Under Advanced Settings, you can set:
- Retention Period (months): How long to keep this data before archiving. Default is 6 months.
- Archival Period (months): How long to keep archived data before deletion. Default is 6 months.
Step 3: Review and Save
Review a summary of your dataset configuration: name, description, team, data type, total files uploaded, and retention settings. Click Save and Continue to persist the dataset. After saving, the system navigates you to the data preview step.
Dataset Wizard — Post-Upload Steps
After the initial upload and save, the Dataset Wizard provides additional steps that depend on whether your data is tabular or image-based.
Tabular Datasets (CSV, Excel, Parquet, JSON, Avro)
- Upload — Upload your files.
- Prepare — Preview the schema. The system reads column names and types from your uploaded files. Review the detected schema, see column-level quality metrics, and adjust data types.
- Refine (Clean and Transform) — Apply data transformations through a visual pipeline. Available operations include calculated fields, data cleaning, and transformation steps.

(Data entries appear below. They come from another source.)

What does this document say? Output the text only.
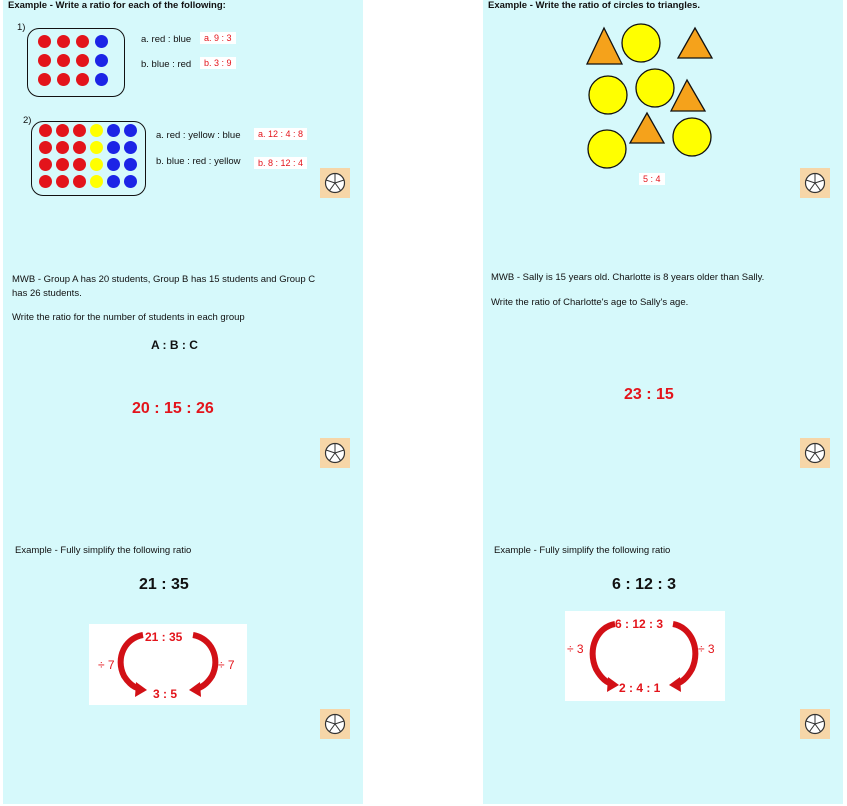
Example - Write a ratio for each of the following:
1)
a. red : blue	a. 9 : 3
b. blue : red	b. 3 : 9
2)
a. red : yellow : blue	a. 12 : 4 : 8
b. blue : red : yellow	b. 8 : 12 : 4
Example - Write the ratio of circles to triangles.
5 : 4
MWB - Group A has 20 students, Group B has 15 students and Group C
has 26 students.
Write the ratio for the number of students in each group
A : B : C
20 : 15 : 26
MWB - Sally is 15 years old. Charlotte is 8 years older than Sally.
Write the ratio of Charlotte's age to Sally's age.
23 : 15
Example - Fully simplify the following ratio
21 : 35
21 : 35
÷ 7	÷ 7
3 : 5
Example - Fully simplify the following ratio
6 : 12 : 3
6 : 12 : 3
÷ 3	÷ 3
2 : 4 : 1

- Publish (Validate and Publish) — Validate data integrity and publish the dataset for analysis.
- Analyze — Opens the full Analytics dashboard directly within the data context.
Image Datasets
- Upload — Upload images individually, in bulk, or as a ZIP archive.
- Prepare (Label) — Assign labels to images for classification. Labels can come from folder structure, CSV mapping files, or manual tagging.
- Refine (Curate) — Review image quality, detect outliers, exclude problematic images, and balance class distributions.
- Publish (Split and Export) — Generate train/validation/test splits with configurable ratios. Export in multiple formats including organized folders and CSV manifests.
- Analyze — View analytics on your image dataset including class distributions and tag statistics.
Schema Definition and Mapping
When creating a dataset through the schema editor, you define columns with the following properties:
- Column Name and Description
- Column Type: DATETIME, DATE, BOOL, BYTES, GEOGRAPHY, INTERVAL, INT64, NUMERIC, BIGNUMERIC, FLOAT64, RANGE, STRING, TIMESTAMP, TIME, STRUCT, ARRAY
- Column Properties: isPrimaryKey, isUnique, isNullable, isAutoIncrement, isEncrypted, isAnonymized, isClassified, isCategorized, isNormalized, isStandardized
Data Storage
All tabular datasets are stored in a scalable cloud data warehouse for high-performance analytics. Each dataset is organized under your workspace for easy management and access control.
Data Listing Features
- Edit: Open the dataset in the wizard to modify configuration or schema.
- Clone: Create a copy of the dataset and its configuration.
- Lock / Unlock: Prevent accidental modifications to a dataset.
- Analyze: Jump directly to the analytics dashboard for this dataset.
- Share: Open the analytics dashboard view for sharing.
- Delete: Permanently remove the dataset. Supports single and bulk deletion.
Auto-Save and Version History
The Dataset Wizard includes auto-save functionality that persists your work automatically. Undo/redo history is maintained up to 50 versions so you can revert changes.
Tips and Best Practices
- Use descriptive dataset names so they are easy to find in the listing.
- For image classification datasets, organize images into folders by class name before uploading as a ZIP — the system will automatically detect class labels from the folder structure.
- Set appropriate retention and archival periods based on your data governance requirements.
- Use the Direct Cloud Upload option for datasets larger than 5 GB to avoid browser upload limitations.
- Always review the auto-detected schema before publishing to ensure column types are correct.